Sequential amplitude variations in alpha band component in human electroencephalograms during sleep onset
Article first published online: 12 SEP 2011
© 2011 The Author. Sleep and Biological Rhythms © 2011 Japanese Society of Sleep Research
Sleep and Biological Rhythms
Volume 10, Issue 1, pages 27–37, January 2012
How to Cite
KOGA, E. (2012), Sequential amplitude variations in alpha band component in human electroencephalograms during sleep onset. Sleep and Biological Rhythms, 10: 27–37. doi: 10.1111/j.1479-8425.2011.00513.x
- Issue published online: 10 JAN 2012
- Article first published online: 12 SEP 2011
- Accepted 27 July 2011.
- alpha band component;
- sequential analysis;
- sleep EEG;
- sleep onset
The purpose of this research is to elucidate the amplitude variations of alpha band component in human electroencephalographic records during the transition between wakefulness and stage 1 sleep.

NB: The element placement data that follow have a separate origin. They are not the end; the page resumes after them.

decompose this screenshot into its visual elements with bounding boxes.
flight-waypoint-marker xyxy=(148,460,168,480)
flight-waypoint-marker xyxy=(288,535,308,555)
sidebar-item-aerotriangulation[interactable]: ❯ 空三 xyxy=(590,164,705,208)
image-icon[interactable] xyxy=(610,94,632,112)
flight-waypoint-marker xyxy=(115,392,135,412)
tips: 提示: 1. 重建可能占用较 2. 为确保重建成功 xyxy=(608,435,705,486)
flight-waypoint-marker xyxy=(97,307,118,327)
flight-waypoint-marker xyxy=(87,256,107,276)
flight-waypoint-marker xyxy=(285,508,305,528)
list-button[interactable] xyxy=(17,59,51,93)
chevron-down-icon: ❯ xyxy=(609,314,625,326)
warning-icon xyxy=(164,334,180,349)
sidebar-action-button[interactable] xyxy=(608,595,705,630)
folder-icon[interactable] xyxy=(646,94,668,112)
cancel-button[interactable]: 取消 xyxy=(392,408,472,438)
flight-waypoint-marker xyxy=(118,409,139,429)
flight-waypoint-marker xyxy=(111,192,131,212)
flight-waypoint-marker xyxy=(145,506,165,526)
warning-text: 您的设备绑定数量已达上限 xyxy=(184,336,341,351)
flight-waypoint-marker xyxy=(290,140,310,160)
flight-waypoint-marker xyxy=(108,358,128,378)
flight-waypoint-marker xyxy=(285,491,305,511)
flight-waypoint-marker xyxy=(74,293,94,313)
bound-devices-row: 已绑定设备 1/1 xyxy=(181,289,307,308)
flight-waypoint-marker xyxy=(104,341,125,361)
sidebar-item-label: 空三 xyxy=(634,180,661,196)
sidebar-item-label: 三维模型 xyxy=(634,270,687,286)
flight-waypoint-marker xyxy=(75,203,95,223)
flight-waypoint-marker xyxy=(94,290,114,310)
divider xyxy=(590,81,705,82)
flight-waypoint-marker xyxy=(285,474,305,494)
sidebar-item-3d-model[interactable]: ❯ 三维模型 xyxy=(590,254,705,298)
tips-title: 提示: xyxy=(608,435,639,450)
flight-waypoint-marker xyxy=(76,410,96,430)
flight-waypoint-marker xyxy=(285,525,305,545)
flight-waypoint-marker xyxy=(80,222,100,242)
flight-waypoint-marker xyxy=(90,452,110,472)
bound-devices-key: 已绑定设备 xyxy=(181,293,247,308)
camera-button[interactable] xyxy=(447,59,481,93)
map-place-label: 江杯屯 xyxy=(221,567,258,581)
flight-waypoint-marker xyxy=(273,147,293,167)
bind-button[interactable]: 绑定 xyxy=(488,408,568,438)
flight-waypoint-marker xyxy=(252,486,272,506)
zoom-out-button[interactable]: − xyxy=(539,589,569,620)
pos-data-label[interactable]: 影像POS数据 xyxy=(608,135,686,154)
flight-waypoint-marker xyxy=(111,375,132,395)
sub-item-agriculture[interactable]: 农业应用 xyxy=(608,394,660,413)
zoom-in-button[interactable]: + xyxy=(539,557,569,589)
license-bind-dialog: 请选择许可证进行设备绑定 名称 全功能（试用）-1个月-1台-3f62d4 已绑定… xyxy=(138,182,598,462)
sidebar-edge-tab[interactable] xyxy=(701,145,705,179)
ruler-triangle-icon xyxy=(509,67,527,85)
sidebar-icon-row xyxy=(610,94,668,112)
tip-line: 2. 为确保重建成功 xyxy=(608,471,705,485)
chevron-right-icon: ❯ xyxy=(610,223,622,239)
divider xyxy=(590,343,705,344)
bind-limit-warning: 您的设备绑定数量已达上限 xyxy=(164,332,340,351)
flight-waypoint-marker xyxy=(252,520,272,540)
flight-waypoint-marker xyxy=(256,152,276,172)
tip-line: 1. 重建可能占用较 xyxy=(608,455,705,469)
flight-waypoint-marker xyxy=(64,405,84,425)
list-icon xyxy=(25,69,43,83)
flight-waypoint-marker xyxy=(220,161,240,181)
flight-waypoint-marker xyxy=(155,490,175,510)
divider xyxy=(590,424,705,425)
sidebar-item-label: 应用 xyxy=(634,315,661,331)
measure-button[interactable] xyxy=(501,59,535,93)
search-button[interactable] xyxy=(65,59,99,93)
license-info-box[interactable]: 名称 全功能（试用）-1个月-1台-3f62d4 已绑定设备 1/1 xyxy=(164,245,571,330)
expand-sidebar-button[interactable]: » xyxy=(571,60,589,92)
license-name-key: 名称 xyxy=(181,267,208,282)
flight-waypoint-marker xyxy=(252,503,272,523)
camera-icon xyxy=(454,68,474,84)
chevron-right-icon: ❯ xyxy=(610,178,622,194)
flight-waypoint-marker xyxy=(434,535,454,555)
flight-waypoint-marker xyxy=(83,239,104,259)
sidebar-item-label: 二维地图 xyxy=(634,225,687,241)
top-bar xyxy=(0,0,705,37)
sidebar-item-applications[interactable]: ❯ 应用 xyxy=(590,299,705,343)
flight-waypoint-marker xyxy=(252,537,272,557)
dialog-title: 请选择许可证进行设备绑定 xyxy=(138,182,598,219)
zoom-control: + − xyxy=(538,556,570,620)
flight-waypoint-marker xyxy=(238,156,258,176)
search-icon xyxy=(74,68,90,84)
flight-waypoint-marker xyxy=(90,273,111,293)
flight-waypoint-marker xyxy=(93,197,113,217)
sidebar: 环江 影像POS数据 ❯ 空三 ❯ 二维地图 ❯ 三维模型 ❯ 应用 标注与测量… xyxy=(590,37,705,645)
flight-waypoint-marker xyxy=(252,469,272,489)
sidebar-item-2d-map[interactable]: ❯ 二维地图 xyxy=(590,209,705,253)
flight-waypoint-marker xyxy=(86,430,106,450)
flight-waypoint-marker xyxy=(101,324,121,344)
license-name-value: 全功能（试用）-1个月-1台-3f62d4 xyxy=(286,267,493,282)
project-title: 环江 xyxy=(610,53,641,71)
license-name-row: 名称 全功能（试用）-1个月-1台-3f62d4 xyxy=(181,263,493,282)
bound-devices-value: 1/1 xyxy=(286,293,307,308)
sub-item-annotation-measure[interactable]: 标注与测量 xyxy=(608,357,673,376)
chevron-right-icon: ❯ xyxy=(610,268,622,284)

The records from 16 adult male subjects were mathematically analyzed in successive 3-s epochs using a unique method of calculation (RLSSR). Amplitude variations are described herein. (i) General amplitudes are high during wakefulness and low during stage 1 sleep. Irregular fluctuations in amplitude are superimposed on these two levels. (ii) A large, steep, characteristic decline occurs during wakefulness. Two EEG patterns at the bottom of the decline represent arousal and EEG in stage 1 sleep, and these are referred to as big-decline-w and big-decline-s. The transition between the two levels appears as a big-decline-s rather than a gradual decrease. (iii) Thirteen records showed a multiple big-decline-s pattern before stage 1 sleep. The period from the first to the last big-decline-s is referred to as the “approach period” to sleep. Three subjects had no such approach and only one big-decline-s that appeared at the end of wakefulness. (iv) The bottom of the last big-decline-s of the three sites, occipital, central and frontal, appeared simultaneously in 6 subjects, 9 had a one-epoch gap, and 1 had two such gaps. The decline of the slope of the last big-decline-s showed high regression to an exponential curve. It is suggested that this characteristic pattern is the significant index of psychophysiological transition from wakefulness to sleep.